Zambia's Economic and Financial Outlook Brightens Amid Structural Reforms and Debt Recovery
1. From Crisis to Stabilization: Recovery After Default and Drought
Zambia is emerging from a turbulent period marked by its 2020 sovereign default and one of the worst droughts in Southern African history. The financial crisis was driven by unsustainable borrowing, opaque fiscal management, and sharp declines in commodity prices. Since taking office in 2021, President Hakainde Hichilema has overseen a turnaround built on political stability, fiscal consolidation, and IMF-supported policy reforms. Although the 2023–2024 El Niño–induced drought has severely hit agriculture and hydropower, early signs of meteorological recovery are offering cautious optimism.
2. Debt Restructuring Spurs Confidence and Fiscal Improvement
Zambia's debt restructuring under the G20 Common Framework reached a milestone in 2023 with an MoU covering $6.3 billion of bilateral obligations, followed by a successful Eurobond swap. In 2025, agreements with commercial creditors further eased external debt service pressure. Consequently, Zambia has been upgraded from "in debt distress" to "high risk of debt distress (sustainable)" by the IMF. Public debt, which peaked at over 150% of GDP due to currency depreciation and foreign-denominated liabilities, is projected to fall below 100% of GDP this year.

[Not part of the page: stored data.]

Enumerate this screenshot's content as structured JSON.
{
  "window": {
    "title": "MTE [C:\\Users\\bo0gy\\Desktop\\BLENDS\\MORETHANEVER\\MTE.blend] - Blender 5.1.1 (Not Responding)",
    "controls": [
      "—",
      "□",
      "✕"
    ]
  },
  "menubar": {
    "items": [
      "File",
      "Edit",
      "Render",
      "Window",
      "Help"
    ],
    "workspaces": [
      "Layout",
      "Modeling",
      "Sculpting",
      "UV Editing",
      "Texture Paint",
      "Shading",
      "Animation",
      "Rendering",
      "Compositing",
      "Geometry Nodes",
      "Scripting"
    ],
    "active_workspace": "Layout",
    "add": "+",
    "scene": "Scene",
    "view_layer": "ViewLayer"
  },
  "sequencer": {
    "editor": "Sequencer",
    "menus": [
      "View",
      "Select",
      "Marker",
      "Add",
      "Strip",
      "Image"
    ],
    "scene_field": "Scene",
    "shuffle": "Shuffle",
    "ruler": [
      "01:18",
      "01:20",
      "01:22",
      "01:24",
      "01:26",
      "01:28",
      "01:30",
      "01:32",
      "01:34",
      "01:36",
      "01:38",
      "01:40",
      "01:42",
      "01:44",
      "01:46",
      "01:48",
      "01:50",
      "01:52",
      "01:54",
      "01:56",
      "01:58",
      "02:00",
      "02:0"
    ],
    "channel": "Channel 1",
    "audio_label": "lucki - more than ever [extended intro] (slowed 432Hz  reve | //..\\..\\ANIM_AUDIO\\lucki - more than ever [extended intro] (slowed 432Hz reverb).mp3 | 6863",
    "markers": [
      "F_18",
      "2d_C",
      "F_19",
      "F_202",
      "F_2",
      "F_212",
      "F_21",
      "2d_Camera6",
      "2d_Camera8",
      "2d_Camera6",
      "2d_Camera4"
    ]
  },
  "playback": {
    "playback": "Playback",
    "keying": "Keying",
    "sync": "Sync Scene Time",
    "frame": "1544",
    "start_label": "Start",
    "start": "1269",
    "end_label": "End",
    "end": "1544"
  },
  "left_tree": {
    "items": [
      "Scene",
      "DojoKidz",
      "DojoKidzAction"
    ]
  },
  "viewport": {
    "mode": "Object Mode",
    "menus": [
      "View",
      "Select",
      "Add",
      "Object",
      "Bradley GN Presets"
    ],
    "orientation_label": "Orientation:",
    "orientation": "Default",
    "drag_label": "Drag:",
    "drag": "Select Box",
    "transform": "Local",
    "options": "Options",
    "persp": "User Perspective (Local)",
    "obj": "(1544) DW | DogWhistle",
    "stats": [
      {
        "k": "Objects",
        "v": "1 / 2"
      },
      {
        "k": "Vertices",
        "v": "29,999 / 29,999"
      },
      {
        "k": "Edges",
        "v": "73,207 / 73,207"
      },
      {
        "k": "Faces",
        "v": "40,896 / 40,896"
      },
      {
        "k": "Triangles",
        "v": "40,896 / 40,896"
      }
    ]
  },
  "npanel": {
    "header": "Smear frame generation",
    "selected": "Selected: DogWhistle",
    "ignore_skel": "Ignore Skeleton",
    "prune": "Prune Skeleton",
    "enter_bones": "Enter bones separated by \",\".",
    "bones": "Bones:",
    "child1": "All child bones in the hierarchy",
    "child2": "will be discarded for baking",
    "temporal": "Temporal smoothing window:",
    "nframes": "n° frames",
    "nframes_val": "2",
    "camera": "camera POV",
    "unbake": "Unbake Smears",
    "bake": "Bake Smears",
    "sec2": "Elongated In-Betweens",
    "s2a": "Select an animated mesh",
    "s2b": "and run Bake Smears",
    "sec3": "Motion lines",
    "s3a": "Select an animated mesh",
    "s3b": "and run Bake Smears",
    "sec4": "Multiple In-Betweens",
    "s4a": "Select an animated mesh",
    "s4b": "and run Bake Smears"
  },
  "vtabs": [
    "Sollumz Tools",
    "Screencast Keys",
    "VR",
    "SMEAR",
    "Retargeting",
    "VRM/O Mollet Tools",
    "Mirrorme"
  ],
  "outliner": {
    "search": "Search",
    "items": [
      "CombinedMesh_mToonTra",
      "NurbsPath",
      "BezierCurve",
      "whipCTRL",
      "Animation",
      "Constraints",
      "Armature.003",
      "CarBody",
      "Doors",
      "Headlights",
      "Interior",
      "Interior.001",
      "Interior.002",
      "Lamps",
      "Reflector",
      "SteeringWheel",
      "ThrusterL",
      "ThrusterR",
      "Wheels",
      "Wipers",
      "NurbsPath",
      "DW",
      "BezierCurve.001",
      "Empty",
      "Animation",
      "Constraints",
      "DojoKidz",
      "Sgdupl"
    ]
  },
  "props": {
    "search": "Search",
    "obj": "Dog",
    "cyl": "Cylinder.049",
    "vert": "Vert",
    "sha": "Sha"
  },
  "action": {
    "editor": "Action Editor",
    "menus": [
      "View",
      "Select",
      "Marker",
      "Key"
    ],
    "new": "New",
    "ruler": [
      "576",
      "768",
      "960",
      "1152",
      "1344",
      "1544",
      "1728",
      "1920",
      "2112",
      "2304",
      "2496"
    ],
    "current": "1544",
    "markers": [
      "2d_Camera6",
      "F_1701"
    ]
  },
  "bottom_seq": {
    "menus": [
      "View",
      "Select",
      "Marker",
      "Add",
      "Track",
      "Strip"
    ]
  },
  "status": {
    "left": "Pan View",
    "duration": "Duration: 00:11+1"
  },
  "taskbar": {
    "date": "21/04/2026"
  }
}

3. External Balances Rebound on Copper Exports and Investment Inflows
Copper—Zambia's economic backbone—accounts for nearly 60% of current account receipts. Despite energy-related constraints, copper output grew 12% in 2024, and rising foreign investor interest is expected to drive further gains. With exports mainly destined for Switzerland, China, UAE, and India, Zambia is insulated from direct US tariff exposure. Foreign reserves, which bottomed at $1.2 billion in 2020, have since recovered to over $4 billion in May 2025. The kwacha stabilized accordingly, gaining 13% against the US dollar in H1 2025.
4. Growth Accelerates Despite Adverse Climate Conditions
Zambia's GDP expanded by 4% in 2024, outperforming expectations despite severe agricultural losses. Growth is projected to exceed 6% in 2025–2026, led by mining, infrastructure investment, and gradual recovery in energy supply. Inflation, historically elevated due to food shortages and currency pressures, is expected to moderate to 11% by end-2025, with potential to drop further if the central bank maintains its tight policy stance (currently 14.5%).
5. Risks Persist, But Structural Tailwinds Are Strong
Zambia's medium-term outlook is anchored by robust current account performance, enhanced debt sustainability, and improving investor sentiment. Nonetheless, downside risks remain: slow hydropower recovery, copper price volatility, and fiscal slippage ahead of the 2026 elections. Structural vulnerabilities—including exposure to climate shocks and reliance on aid—add complexity. Still, with prudent policymaking and resilient fundamentals, Zambia appears poised for sustained economic recovery.